Changing the DNS service that is listening on port 5053 to bind to "127.0.0.1" and "::1" instead of "0.0.0.0" and "::" allows the src port for UDP and TCP traffic to be correct! No outbound NAT rules needed.
However, now there appears to be another issue. If I update the port forward rule to also support IPv6, it seems to have no effect. It continues to work for the IPv4 LAB_IP, but if I have a client query the IPv6 LAB_IP, it times out.
As far as I can tell I set the NAT port forward to work the same for IPv4 and IPv6.
Port Forward Rule:
Interface: LAB
Version: IPv4+IPv6
Protocol: TCP/UDP
Destination: This Firewall
Destination Port: DNS(53)
Redirect Target IP: Alias(loopback[127.0.0.1,::1])
Redirect Target Port: 5053
Reflection: Disable
All other local and internet IPv6 traffic works normally.
Does something need to be done to "NAT Port Forward" for this port on the IPv6 address?
Try a separate rule for IPv6 with ::1 as the redirect target. Not sure if it will work, but I am pretty confident a combined rule for port forwarding won't.

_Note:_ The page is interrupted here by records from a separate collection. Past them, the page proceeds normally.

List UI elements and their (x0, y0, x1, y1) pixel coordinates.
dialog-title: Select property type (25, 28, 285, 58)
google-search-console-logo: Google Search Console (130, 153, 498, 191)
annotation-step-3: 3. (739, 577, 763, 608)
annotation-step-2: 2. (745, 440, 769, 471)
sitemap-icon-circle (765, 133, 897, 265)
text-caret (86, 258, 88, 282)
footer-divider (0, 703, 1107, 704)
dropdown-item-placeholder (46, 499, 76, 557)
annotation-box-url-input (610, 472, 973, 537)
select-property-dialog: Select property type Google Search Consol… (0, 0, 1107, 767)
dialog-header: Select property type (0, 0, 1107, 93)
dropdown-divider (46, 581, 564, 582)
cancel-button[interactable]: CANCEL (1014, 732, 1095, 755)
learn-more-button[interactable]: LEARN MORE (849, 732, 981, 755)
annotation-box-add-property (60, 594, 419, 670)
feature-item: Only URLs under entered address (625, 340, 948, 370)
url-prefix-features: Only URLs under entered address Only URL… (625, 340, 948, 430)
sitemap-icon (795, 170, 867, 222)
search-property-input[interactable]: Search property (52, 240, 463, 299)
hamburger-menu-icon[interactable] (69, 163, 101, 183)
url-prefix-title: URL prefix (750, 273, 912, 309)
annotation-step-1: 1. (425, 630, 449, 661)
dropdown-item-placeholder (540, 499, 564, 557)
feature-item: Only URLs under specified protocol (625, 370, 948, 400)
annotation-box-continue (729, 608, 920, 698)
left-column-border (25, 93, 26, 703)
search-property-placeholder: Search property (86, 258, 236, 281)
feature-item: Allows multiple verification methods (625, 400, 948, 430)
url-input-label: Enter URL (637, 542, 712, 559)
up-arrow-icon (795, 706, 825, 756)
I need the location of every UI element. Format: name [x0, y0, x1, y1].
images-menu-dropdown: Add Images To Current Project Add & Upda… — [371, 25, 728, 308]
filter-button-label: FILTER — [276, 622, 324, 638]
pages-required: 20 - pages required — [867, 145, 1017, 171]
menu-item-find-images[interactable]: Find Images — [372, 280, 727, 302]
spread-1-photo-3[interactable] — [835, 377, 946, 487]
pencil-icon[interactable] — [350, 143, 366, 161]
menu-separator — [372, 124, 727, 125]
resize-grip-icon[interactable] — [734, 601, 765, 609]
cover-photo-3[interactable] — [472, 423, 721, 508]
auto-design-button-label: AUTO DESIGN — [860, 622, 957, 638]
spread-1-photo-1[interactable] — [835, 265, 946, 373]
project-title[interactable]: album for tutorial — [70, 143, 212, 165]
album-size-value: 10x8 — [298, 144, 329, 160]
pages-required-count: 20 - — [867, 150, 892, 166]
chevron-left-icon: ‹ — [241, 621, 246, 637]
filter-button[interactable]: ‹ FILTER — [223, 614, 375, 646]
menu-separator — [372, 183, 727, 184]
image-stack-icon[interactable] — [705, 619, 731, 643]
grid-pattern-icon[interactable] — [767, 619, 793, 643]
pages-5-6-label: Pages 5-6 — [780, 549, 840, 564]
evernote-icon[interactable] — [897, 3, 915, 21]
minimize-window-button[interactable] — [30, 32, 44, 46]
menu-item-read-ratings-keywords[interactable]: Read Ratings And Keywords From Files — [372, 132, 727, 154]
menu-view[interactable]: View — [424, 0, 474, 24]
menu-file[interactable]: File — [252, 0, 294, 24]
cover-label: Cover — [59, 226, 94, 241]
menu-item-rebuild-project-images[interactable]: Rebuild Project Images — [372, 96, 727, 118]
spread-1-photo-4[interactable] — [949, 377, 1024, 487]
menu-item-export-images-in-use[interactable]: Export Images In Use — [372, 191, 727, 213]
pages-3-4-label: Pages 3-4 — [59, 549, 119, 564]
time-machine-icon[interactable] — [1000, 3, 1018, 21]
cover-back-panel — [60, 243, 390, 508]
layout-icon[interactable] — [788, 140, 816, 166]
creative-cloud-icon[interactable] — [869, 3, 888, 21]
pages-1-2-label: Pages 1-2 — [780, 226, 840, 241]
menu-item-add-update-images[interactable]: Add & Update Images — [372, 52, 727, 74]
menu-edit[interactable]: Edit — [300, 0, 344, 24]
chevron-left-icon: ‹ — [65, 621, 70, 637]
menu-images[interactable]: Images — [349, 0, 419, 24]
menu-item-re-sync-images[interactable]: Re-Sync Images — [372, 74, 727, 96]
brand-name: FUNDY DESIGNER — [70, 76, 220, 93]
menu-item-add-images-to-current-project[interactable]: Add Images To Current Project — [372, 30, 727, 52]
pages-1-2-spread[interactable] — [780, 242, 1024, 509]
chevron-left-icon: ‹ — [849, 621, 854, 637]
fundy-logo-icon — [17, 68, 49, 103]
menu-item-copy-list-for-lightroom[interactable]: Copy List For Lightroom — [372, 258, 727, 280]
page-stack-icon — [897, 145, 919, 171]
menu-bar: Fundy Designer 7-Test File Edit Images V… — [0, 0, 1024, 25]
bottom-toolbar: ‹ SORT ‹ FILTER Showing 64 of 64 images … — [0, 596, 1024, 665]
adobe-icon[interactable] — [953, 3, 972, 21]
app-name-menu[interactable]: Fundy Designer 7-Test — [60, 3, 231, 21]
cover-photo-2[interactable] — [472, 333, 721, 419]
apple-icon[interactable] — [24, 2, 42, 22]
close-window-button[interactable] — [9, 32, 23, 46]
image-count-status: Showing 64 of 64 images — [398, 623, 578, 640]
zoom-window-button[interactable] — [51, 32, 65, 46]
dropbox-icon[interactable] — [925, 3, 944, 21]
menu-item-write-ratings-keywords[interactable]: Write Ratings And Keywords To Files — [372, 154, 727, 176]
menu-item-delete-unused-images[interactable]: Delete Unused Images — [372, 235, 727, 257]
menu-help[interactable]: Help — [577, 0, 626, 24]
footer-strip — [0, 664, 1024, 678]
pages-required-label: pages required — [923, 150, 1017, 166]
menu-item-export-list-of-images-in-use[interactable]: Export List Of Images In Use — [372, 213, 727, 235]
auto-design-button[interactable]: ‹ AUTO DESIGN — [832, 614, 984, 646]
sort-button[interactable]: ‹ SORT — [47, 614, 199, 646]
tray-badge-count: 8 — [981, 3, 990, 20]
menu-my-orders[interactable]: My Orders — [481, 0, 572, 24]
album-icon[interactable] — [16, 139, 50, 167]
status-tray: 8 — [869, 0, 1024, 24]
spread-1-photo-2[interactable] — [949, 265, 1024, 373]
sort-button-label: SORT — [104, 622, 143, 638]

I'm lazy, I use only IPv4 for DNS. ;) All devices are dual stack, anyway.
Unfortunately even ad a separate rule just for IPv6, it does not work.
Unlike when IPv4 was not working, the DNS service does not see any requests over IPv6. IT is listening on IPv6 (if queried directly on OPNsense to [::1]:5053 it works as expected, but the NAT port forward is not forwarding any of the incoming packets.